To handle the exporting process, define a function `save_as_docx` that converts the raw text to a Word document:
```python
def save_as_docx(minutes, filename):
doc = Document()
for key, value in minutes.items():
# Replace underscores with spaces and capitalize each word for the heading
heading = ' '.join(word.capitalize() for word in key.split('_'))
doc.add_heading(heading, level=1)
doc.add_paragraph(value)
# Add a line break between sections
doc.add_paragraph()
doc.save(filename)
```
In this function, minutes is a dictionary containing the abstract summary, key points, action items, and sentiment analysis from the meeting.

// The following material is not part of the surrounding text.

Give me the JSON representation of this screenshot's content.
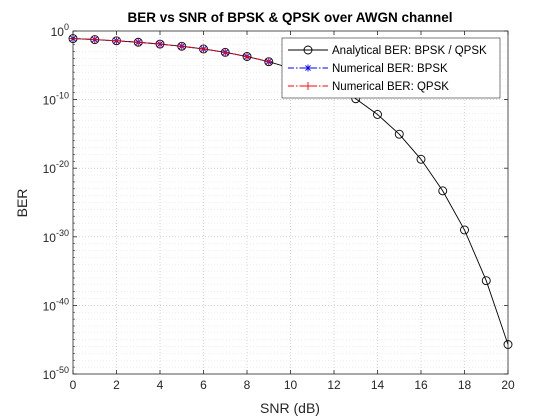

Filename is the name of the Word document file to be created. The function creates a new Word document, adds headings and content for each part of the minutes, and then saves the document to the current working directory.
Finally, you can put it all together and generate the meeting minutes from an audio file:
```python
audio_file_path = "Earningscall.wav"
transcription = transcribe_audio(audio_file_path)
minutes = meeting_minutes(transcription)
print(minutes)
save_as_docx(minutes, 'meeting_minutes.docx')
```
This code will transcribe the audio file `Earningscall.wav`, generates the meeting minutes, prints them, and then saves them into a Word document called `meeting_minutes.docx`.
Now that you have the basic meeting minutes processing setup, consider trying to optimize the performance with [prompt engineering](/docs/guides/prompt-engineering) or build an end-to-end system with native [function calling](/docs/guides/function-calling).